House in Norway
© Kristine Åsbo/FacebookKristine Åsbø's house in Nærbø, south of Stavanger.
Families in Norway are handing over their houses free to disadvantaged families while they go off on their summer holidays, in a trend started by Kristine Åsbø, from Nærbø south of Stavanger.

Åsbø has achieved minor celebrity in Norway since she announced the scheme on Facebook on Monday, offering to give out her family's charming wooden house and their BMW estate car to a disadvantaged family.

As well as the car and house, the family will get a host of additional goodies, including pizza vouchers, a course at a local surf school, a season ticket to the indoor play area Leo's Lekland, and free entrance to both the local zoo and to Stavanger's oil museum.

Her post was shared nearly 25,000 times, on Wednesday she appeared on God Morgen Norge, the country's leading breakfast TV programme, to talk about the scheme, and on Thursday she announced that she had found a family to take over her house from 25 July to 25 August.

"Thank you very much for all responses!
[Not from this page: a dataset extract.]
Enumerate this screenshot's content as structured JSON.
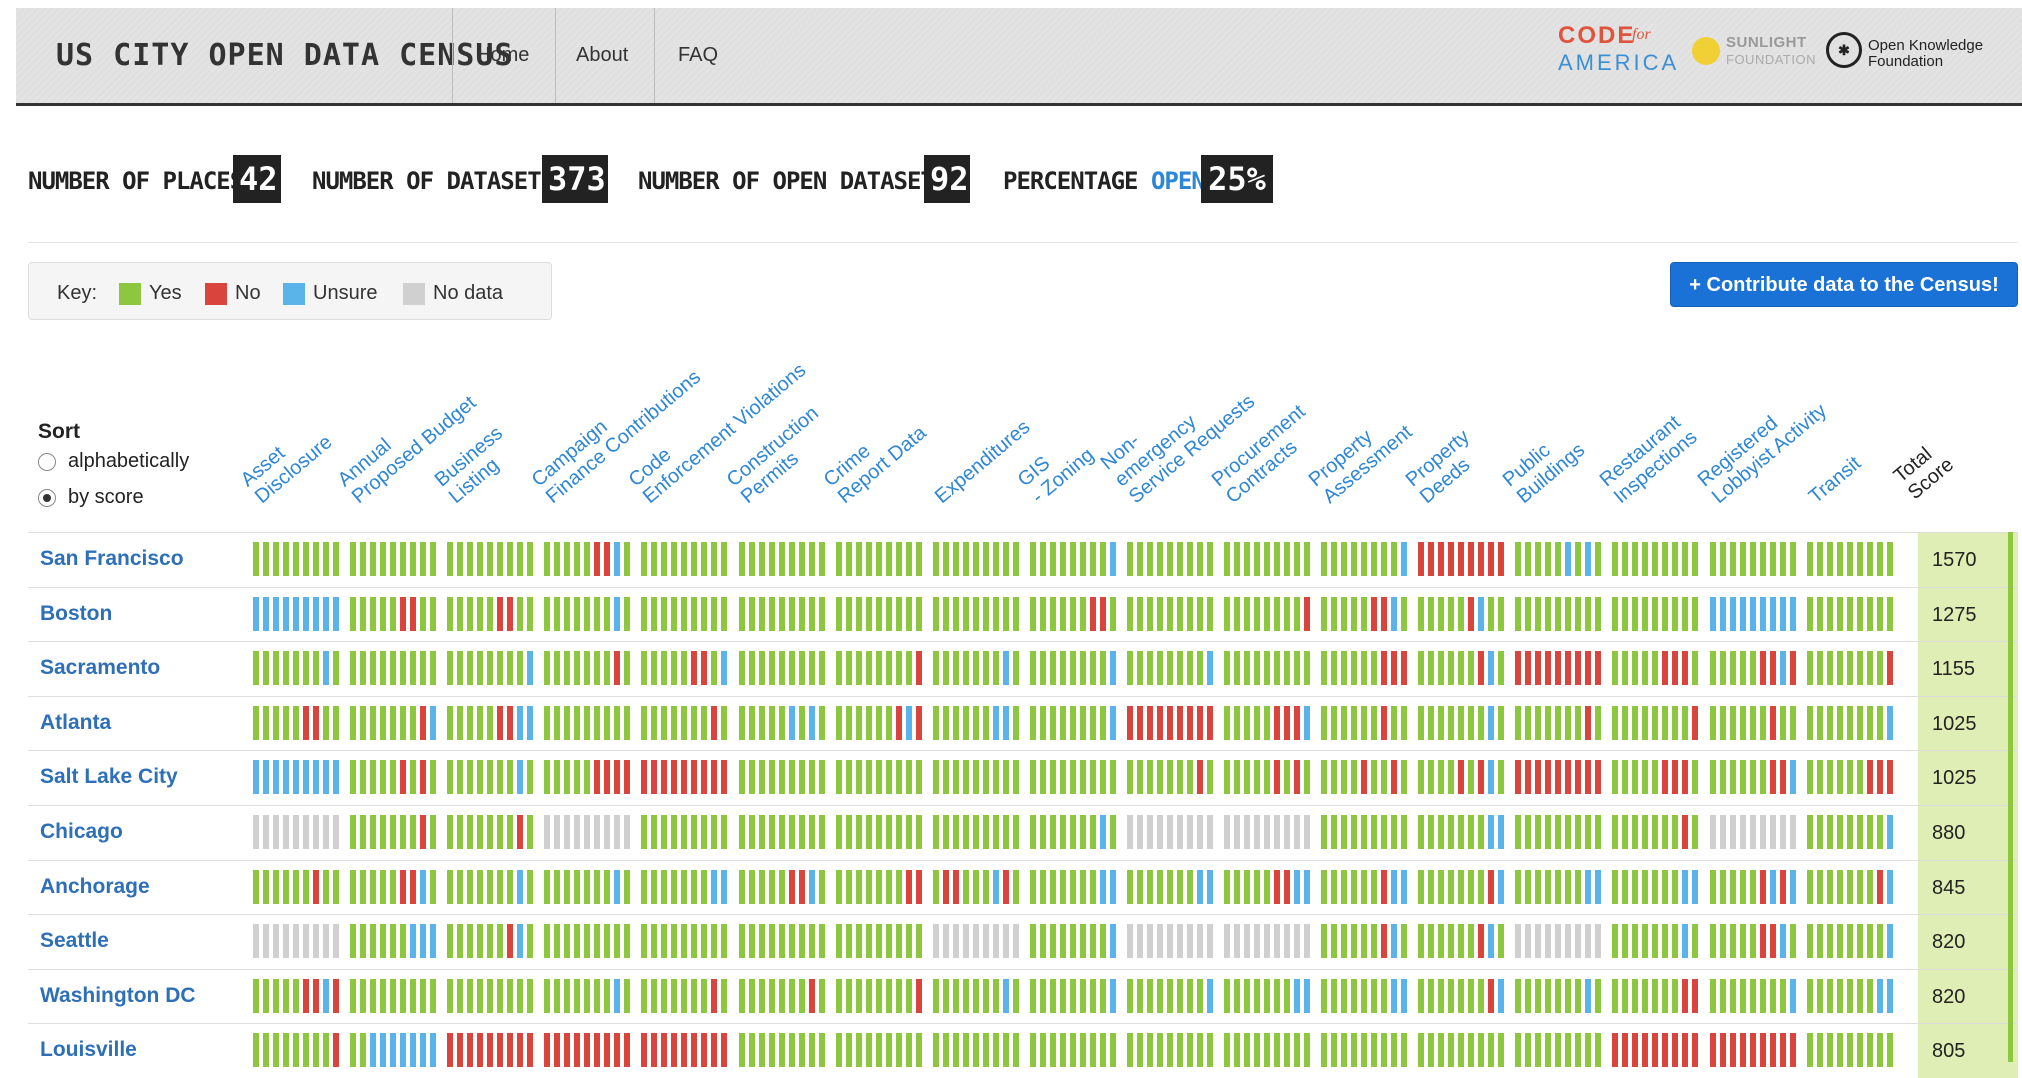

Hope this can be an inspiration to others! The greatest pleasure one can have, it is to make others happy," she wrote as she closed down her advert.

Two other families have already announced plans to follow Åsbo's example, Norway's Aftenposten newspaper has reported. Tine Bjerke from Østfold, south of Oslo, has offered to lend out her holiday cabin in Sweden, and Ellen Karin Moen, a politician for Norway's Conservative Party, has offered to lend out her house in Sandnes for the whole of July.

Åsbø said she had trouble choosing the right family out of the hundreds who contacted her. In her advert she stipulated the family must be a religious one and must have faced some hardship.

"There have been dozens of powerful stories, and I have a big job ahead of me to read all the stories and choose one," she told Aftenbladet before making her choice.

"Unfortunately, I can only help one family, so it's a difficult job to choose the one."